La récente décision du gouvernement de rouvrir les écoles semble, en grande partie, motivée par le souci de protéger les enfants et les jeunes les plus vulnérables. Au lieu d’agir comme facteur de protection, nous redoutons plutôt qu’elle exacerbe leurs difficultés.

Anxiété chez les jeunes et leurs parents

Si le retour à l’école se veut une mesure de soutien destinée principalement aux jeunes en difficulté, encore faut-il que ces mesures n’aient pas l’effet contraire de générer de l’anxiété quant à la capacité de ces jeunes de récupérer certaines notions académiques pour, peut-être, réussir leur année scolaire. On individualise ici le problème des difficultés scolaires et on fait reposer sur le jeune et sa famille l’entière responsabilité de sa réussite, sans égard au contexte dans lequel ils vivent. Ces jeunes risquent de se retrouver seuls face à leurs difficultés avec des moyens largement insuffisants pour les surmonter.

Les conditions d’apprentissage académiques ne sont pas favorables, que ce soit au primaire ou au secondaire, à l’école ou dans les milieux familiaux. Pensons aux jeunes qui n’ont pas ou peu de soutien de leurs parents à la maison, qui ne maîtrisent pas la langue française, dont les parents doivent travailler ou ces jeunes qui doivent aider leurs parents, s’occuper de leurs frères et sœurs ou encore travailler pour soutenir financièrement leur famille.

Bien que le contexte actuel pose un lot de défis inédits, les mesures mises en place ne doivent pas être un amplificateur des inégalités sur le terrain de l’éducation.

L’éducation à distance, accessible pour tous ?

Force est de constater que les initiatives instaurées jusqu’à aujourd’hui pour assurer une éducation à distance ont délaissé les élèves vivant des difficultés scolaires. Bien que nous saluons le prêt de plus 15 000 tablettes avec un accès internet ainsi que le prêt d’appareils électroniques du réseau scolaire, il est nécessaire de rappeler que tous les jeunes ne sont pas égaux devant les technologies numériques. L’éducation à distance et la supposée opportunité de rattrapage scolaire demandent une importante autonomie de travail dont tous les jeunes ne disposent pas.

C’est pour ces raisons que l’on demande au ministre de l’Éducation et de l’Enseignement supérieur, Jean-François Roberge, de reculer sur la tenue d’évaluations d’ici la fin de l’année scolaire.

Pas si volontaire, ce retour à l’école…

Enfin, on nous laisse penser que les parents pourront volontairement envoyer leurs enfants à l’école. Cette affirmation fait abstraction de la réalité du milieu du travail.
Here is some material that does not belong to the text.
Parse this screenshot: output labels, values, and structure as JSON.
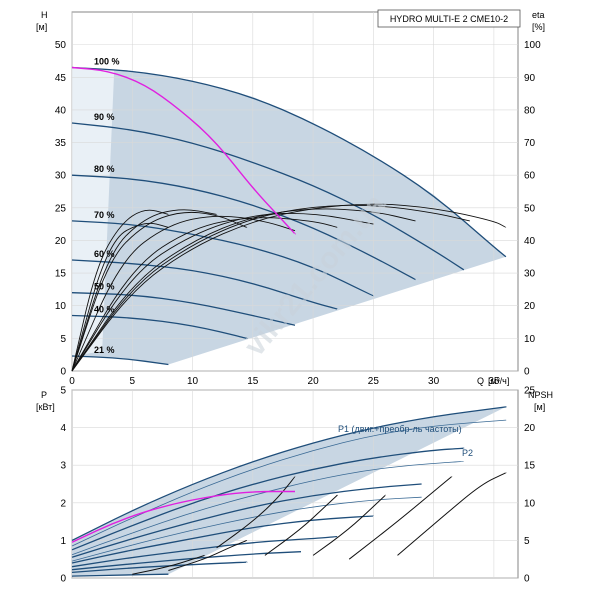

On peut facilement imaginer que tous les employeurs n’auront pas la même souplesse devant des parents souhaitant garder leurs enfants à la maison et que certains exigeront le retour au travail. Encore une fois, la décision du ministre n’offre pas une solution collective, mais se pose en termes de défis individuels dont les parents dans des situations d’emplois précaires seront les premières victimes.

La reprise du système de l’éducation doit être accompagnée d’un réel plan d’action qui offre de vraies solutions en réponse aux besoins de tous les jeunes sans laisser de côté ceux qui éprouvent des difficultés, et tenant compte des conséquences générées par la crise actuelle.